Deep Tech Task Forces: How ScienceWerx Organizes Around Hard Scientific Problems
Deep tech problems require sustained, interdisciplinary focus — not general-purpose grant programs. ScienceWerx's task force model assembles dedicated expert teams around the most critical unsolved problems in science and engineering.
General-purpose research funding is not well-suited to deep tech. Problems at the frontier of quantum computing, advanced materials, synthetic biology, and fusion energy require something more specific: sustained focus, interdisciplinary integration, and a funding structure that tolerates long development cycles. ScienceWerx's task force model was designed precisely for this context.

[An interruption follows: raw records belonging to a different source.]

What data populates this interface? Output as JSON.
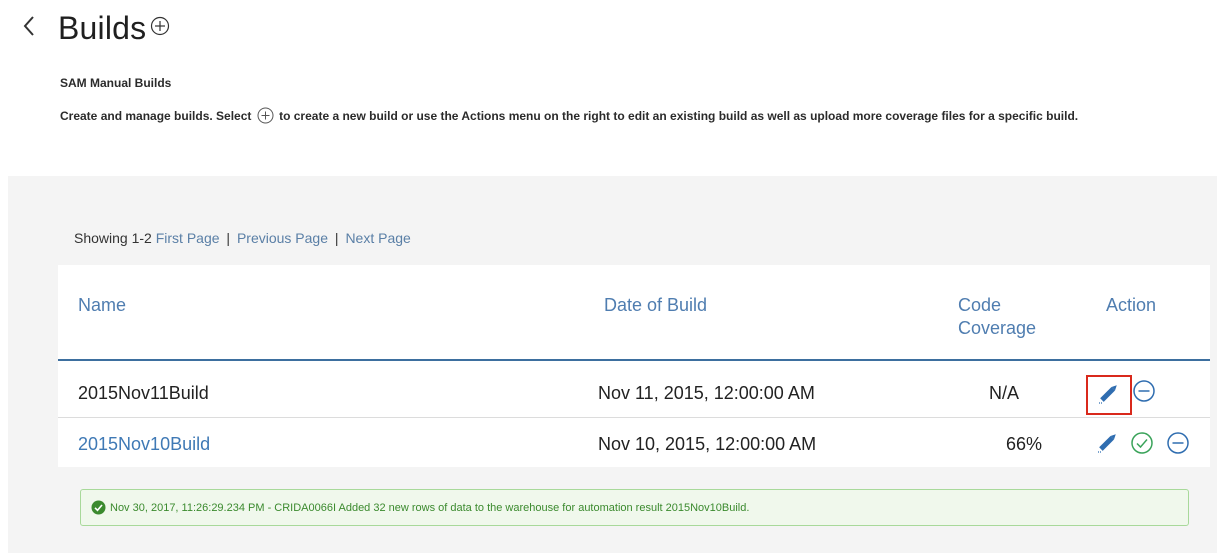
{
  "header": {
    "title": "Builds",
    "section_title": "SAM Manual Builds",
    "desc_before": "Create and manage builds. Select",
    "desc_after": "to create a new build or use the Actions menu on the right to edit an existing build as well as upload more coverage files for a specific build."
  },
  "paging": {
    "showing_label": "Showing",
    "range": "1-2",
    "first": "First Page",
    "previous": "Previous Page",
    "next": "Next Page",
    "separator": "|"
  },
  "table": {
    "columns": {
      "name": "Name",
      "date": "Date of Build",
      "coverage_line1": "Code",
      "coverage_line2": "Coverage",
      "action": "Action"
    },
    "rows": [
      {
        "name": "2015Nov11Build",
        "date": "Nov 11, 2015, 12:00:00 AM",
        "coverage": "N/A"
      },
      {
        "name": "2015Nov10Build",
        "date": "Nov 10, 2015, 12:00:00 AM",
        "coverage": "66%"
      }
    ]
  },
  "notification": {
    "text": "Nov 30, 2017, 11:26:29.234 PM - CRIDA0066I Added 32 new rows of data to the warehouse for automation result 2015Nov10Build."
  },
  "icons": {
    "back": "chevron-left-icon",
    "add": "add-circle-icon",
    "edit": "pencil-icon",
    "remove": "minus-circle-icon",
    "check": "check-circle-icon",
    "success": "success-check-icon"
  },
  "colors": {
    "link": "#4f7db0",
    "accent": "#3d6f9f",
    "success": "#3b8a2e",
    "highlight": "#d9291c",
    "panel_bg": "#f4f4f4"
  }
}
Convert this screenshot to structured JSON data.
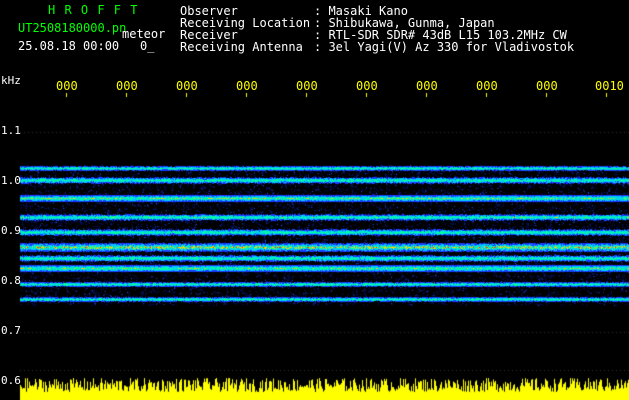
{
  "header": {
    "app_name": "H R O F F T",
    "file_name": "UT2508180000.pn",
    "mode": "meteor",
    "datetime": "25.08.18 00:00",
    "counter": "0_",
    "info_labels": [
      "Observer",
      "Receiving Location",
      "Receiver",
      "Receiving Antenna"
    ],
    "info_values": [
      ": Masaki Kano",
      ": Shibukawa, Gunma, Japan",
      ": RTL-SDR SDR# 43dB L15 103.2MHz CW",
      ": 3el Yagi(V) Az 330 for Vladivostok"
    ]
  },
  "axis": {
    "y_unit": "kHz",
    "y_ticks": [
      "1.1",
      "1.0",
      "0.9",
      "0.8",
      "0.7",
      "0.6"
    ],
    "x_ticks": [
      "000",
      "000",
      "000",
      "000",
      "000",
      "000",
      "000",
      "000",
      "000",
      "0010"
    ]
  },
  "colors": {
    "header_green": "#00ff00",
    "label_white": "#ffffff",
    "tick_yellow": "#ffff00",
    "background": "#000000",
    "band_blue": "#1a3cff",
    "band_hot": "#ff3000",
    "band_cyan": "#00e0ff"
  }
}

A ScienceWerx task force is a dedicated, cross-functional team assembled around a specific high-impact scientific challenge. Each task force includes domain experts drawn from academia, national laboratories, and private research organizations, alongside commercialization advisors, regulatory specialists, and industry partners who understand the eventual deployment context. The task force structure deliberately avoids the principal investigator model that dominates academic research, which tends to produce siloed work and inhibits the cross-disciplinary synthesis that deep tech requires.
The Deep Technology Task Force currently focuses on three problem clusters: next-generation semiconductor architectures beyond silicon CMOS scaling limits, bioreactor design for cost-efficient continuous fermentation in pharmaceutical manufacturing, and programmable materials with embedded sensing and actuation capabilities. Each cluster has a defined five-year objective, annual milestones, and a commercial deployment pathway built into the research plan from the outset.

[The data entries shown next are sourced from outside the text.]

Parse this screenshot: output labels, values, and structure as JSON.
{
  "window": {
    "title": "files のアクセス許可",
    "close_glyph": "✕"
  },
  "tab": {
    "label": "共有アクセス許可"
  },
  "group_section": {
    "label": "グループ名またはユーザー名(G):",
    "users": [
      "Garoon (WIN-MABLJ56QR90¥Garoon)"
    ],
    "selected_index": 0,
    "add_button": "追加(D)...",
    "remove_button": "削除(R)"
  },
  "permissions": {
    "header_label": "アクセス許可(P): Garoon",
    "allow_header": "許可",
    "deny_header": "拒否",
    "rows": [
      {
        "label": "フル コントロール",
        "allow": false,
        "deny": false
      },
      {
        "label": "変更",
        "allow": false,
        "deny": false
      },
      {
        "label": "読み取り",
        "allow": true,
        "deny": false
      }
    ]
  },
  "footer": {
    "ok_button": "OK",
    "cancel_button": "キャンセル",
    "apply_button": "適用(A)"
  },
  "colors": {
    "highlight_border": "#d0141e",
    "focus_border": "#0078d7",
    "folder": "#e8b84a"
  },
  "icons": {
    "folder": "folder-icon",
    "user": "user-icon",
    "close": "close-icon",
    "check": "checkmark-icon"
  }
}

Funding for task forces comes from a combination of EverGreen Fund allocations, government research partnerships, and co-investment from industry partners with direct commercial interest in the problem domain. This blended funding model aligns incentives without distorting the research agenda — industry partners contribute capital and application knowledge, while ScienceWerx maintains scientific independence in methodology and publication.

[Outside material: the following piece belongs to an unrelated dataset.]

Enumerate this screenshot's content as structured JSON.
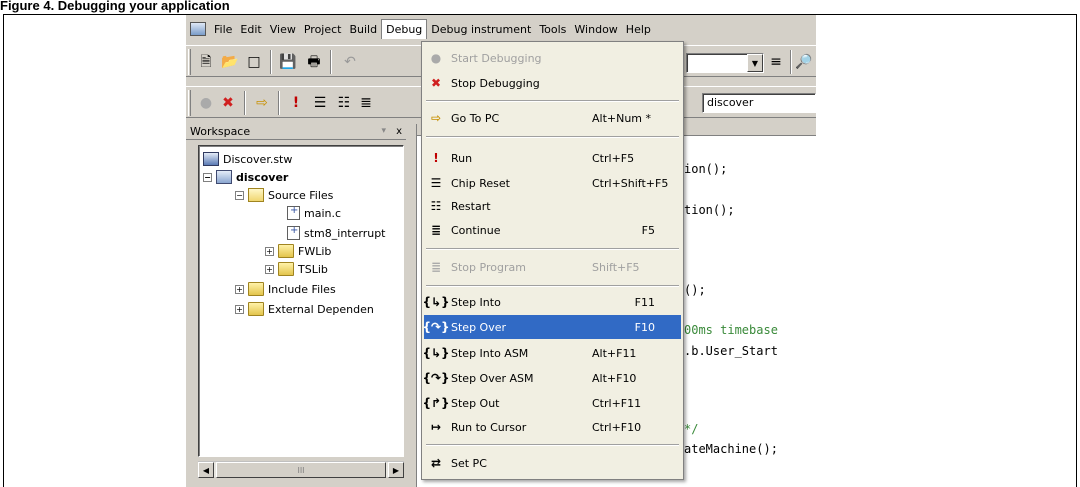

The early results are encouraging. The semiconductor cluster has produced three provisional patents in its first eighteen months, and two of its industry partners have initiated licensing discussions. The bioreactor cluster has attracted a co-investment commitment from a major pharmaceutical manufacturer. These outcomes are not guaranteed — deep tech is genuinely hard — but they validate the structural hypothesis that organized, well-resourced, commercially connected teams outperform isolated academic grants on the path from discovery to deployment.